Slavery in all its forms, in all its degrees, is a violation of divine law, and a degradation of human nature.
There is a law above all human enactments, written upon the heart by the finger of God; and while men despise fraud, and loathe rapine, and abhor blood, they shall reject with indignation the wild and guilty phantasy, that man can hold property in man.
Slavery is a state so improper, so degrading, so ruinous to the feelings and capacities of human nature, that it ought not to be suffered to exist.
Here lies the evil of slavery: Its whips, imprisonments, and even the horrors of the middle passage, are not to be named, in comparison with the extinction of the proper consciousness of a human being—with the degradation of a man into a brute.
We can apply to slavery no worse name than its own. Men have always shrunk instinctively from this state, as the most degraded. No punishment, save death, has been more dreaded; and, to avoid it, death has often been endured. Slavery virtually dissolves the domestic relations. It ruptures the most sacred ties upon earth. It violates home. It lacerates best affections; produces and gives license to cruelty; compels the master systematically to degrade the mind of the slave; and to resist that improvement which is the design and end of the Creator.—Millions may rise up and tell me that the slave suffers little from cruelty. I know too much of human nature, human history, and human passion, to believe them.
Slavery is an atrocious debasement of human nature.
Corrupted freemen are the worst of slaves.
The man who gives me employment, which I must have or suffer, that man is my master, let me call him what I will.
Those are men-stealers who abduct, keep, sell, or buy slaves or freemen.
Natural liberty is the gift of the beneficent Creator of the whole human race.
Slavery is not only opposed to all the principles of morality, but, as it appears to me, is pregnant with appalling and inevitable danger to the Republic.
The whole commerce between master and slave is a perpetual exercise of the most boisterous passions; the most unremitting despotism on the one part, and degrading submission on the other. The man must be a prodigy who can retain his manners and morals undepraved by such circumstances. The hour of emancipation must come; but whether it will be brought on by the generous energies of our own minds, or by the bloody scenes of St. Domingo, is a leaf of our history not yet turned over. The Almighty has no attribute which can take sides with us in such a contest.
The abolition of domestic slavery is the greatest object of desire in these colonies, where it was unhappily introduced in their infant state.
Not only does the Christian religion, but Nature herself, cry out against the state of slavery.
Every man has a property in his own person; this nobody has a right to but himself.
No one is a slave whose will is free.
We have found that this evil, slavery, has preyed upon the very vitals of the Union, and has been prejudicial to all the States in which it has existed.
Slavery is contrary to the fundamental law of all societies.
It is injustice to permit slavery to remain for a single hour.
Slavery is a system of the most complete injustice.
Whatever makes man a slave takes half his worth away.
I envy neither the heart nor the head of that man from the North, who rises here in Congress to defend slavery from principle.

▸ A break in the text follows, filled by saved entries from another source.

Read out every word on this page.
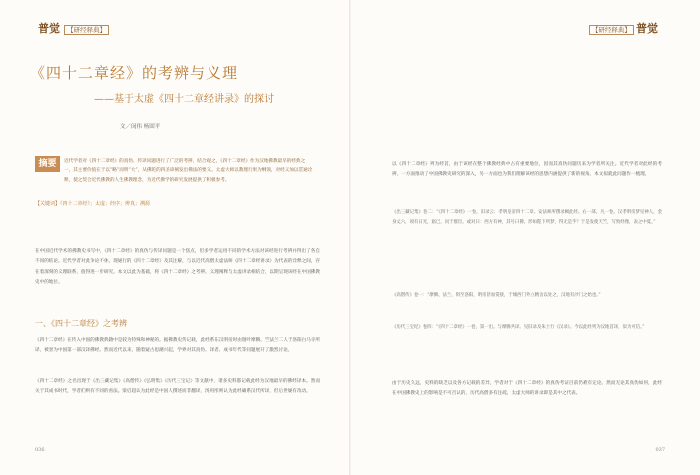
普觉 【研经释典】
《四十二章经》的考辨与义理
——基于太虚《四十二章经讲录》的探讨
文／闵伟 杨固平
摘要	近代学者对《四十二章经》的真伪、传译问题进行了广泛的考辨，结合观之，《四十二章经》作为汉地佛教最早的经典之一，其主要价值在于以“略”而明“大”，从佛陀的四圣谛阐发出佛法的要义。太虚大师以教理行果为纲领，对经义加以贯通诠释，使之契合近代佛教的人生佛教理念，为近代佛学的研究发展提供了积极参考。
【关键词】《四十二章经》；太虚；经序；辨真；溯源
在中国近代学术的佛教史书写中，《四十二章经》的真伪与传译问题是一个焦点，但多学者运用不同的学术方法对该经进行考辨并得出了各自不同的结论。近代学者对此争论不休，现通行的《四十二章经》及其注解，与以近代高僧太虚法师《四十二章经讲录》为代表的诠释之间，存在着深刻的义理联系，值得进一步研究。本文以此为基础，将《四十二章经》之考辨、义理阐释与太虚讲录相结合，以期呈现该经在中国佛教史中的地位。
一、《四十二章经》之考辨
《四十二章经》在传入中国的佛教典籍中是较为特殊和神秘的。据佛教史传记载，此经系东汉明帝时由迦叶摩腾、竺法兰二人于洛阳白马寺所译，被誉为中国第一部汉译佛经。然而近代以来，随着疑古思潮兴起，学界对其真伪、译者、成书年代等问题展开了激烈讨论。
《四十二章经》之名出现于《出三藏记集》《高僧传》《弘明集》《历代三宝记》等文献中，诸多史料都记载此经为汉地最早的佛经译本。然而关于其成书时代，学者们则有不同的看法。梁启超认为此经是中国人撰述而非翻译，汤用彤则认为此经确系汉代所译，但后世屡有改动。
036
【研经释典】 普觉
以《四十二章经》列为经首，由于该经在整个佛教经典中占有重要地位，因而其真伪问题历来为学者所关注。近代学者对此经的考辨，一方面推动了中国佛教史研究的深入，另一方面也为我们理解该经的思想内涵提供了新的视角。本文拟就此问题作一梳理。
《出三藏记集》卷二：“《四十二章经》一卷。旧录云：孝明皇帝四十二章。安法师所撰录阙此经。右一部，凡一卷。汉孝明帝梦见神人，金身丈六，项有日光，寤已，问于群臣。或对曰：西方有神，其号曰佛，形如陛下所梦，得无是乎？于是发使天竺，写致经像，表之中夏。”
《高僧传》卷一：“摩腾、法兰，俱至洛阳，明帝甚加赏接，于城西门外立精舍以处之，汉地有沙门之始也。”
《历代三宝纪》卷四：“《四十二章经》一卷，第一出。与摩腾共译。见旧录及朱士行《汉录》。今以此经列为汉地首译，似为可信。”
由于历史久远，史料的缺乏以及各方记载的差异，学者对于《四十二章经》的真伪考证目前仍难有定论。然而无论其真伪如何，此经在中国佛教史上的影响是不可否认的，历代高僧多有注疏，太虚大师的讲录即是其中之代表。
037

Englishmen will never be slaves; they are free to do whatever the Government and public opinion allow them to do.
Slavery is a system of outrage and robbery.
Disguise thyself as thou wilt, still, slavery, thou art a bitter draught.
Where slavery is, there liberty cannot be; and where liberty is, there slavery cannot be.
I can only say that there is not a man living who wishes more sincerely than I do to see a plan adopted for the abolition of slavery.
From my earliest youth I have regarded slavery as a great moral and political evil.—I think it unjust, repugnant to the natural, equality of mankind, founded only in superior power; a standing and permanent conquest by the stronger over the weaker.—All pretence of defending it on the ground of different races, I have ever condemned, and have even said that if the black race is weaker, that is a reason against and not for its subjection and oppression.—In a religious point of view, I have ever regarded and spoken of it, not as subject to any express denunciation, either in the Old Testament or the New, but as opposed to the whole spirit of the gospel, and to the teachings of Jesus Christ.—The religion of Christ is a religion of kindness, justice, and brotherly love:—but slavery is not kindly affectionate; it does not seek another's and not its own; it does not let the oppressed go free; it is but a continual act of oppression.
That execrable sum of all villainies commonly called the slave-trade.
It is observed by Homer that a man loses half his virtue the day he becomes a slave; he might have added, with truth, that he is likely to lose more than half when he becomes a slave-master.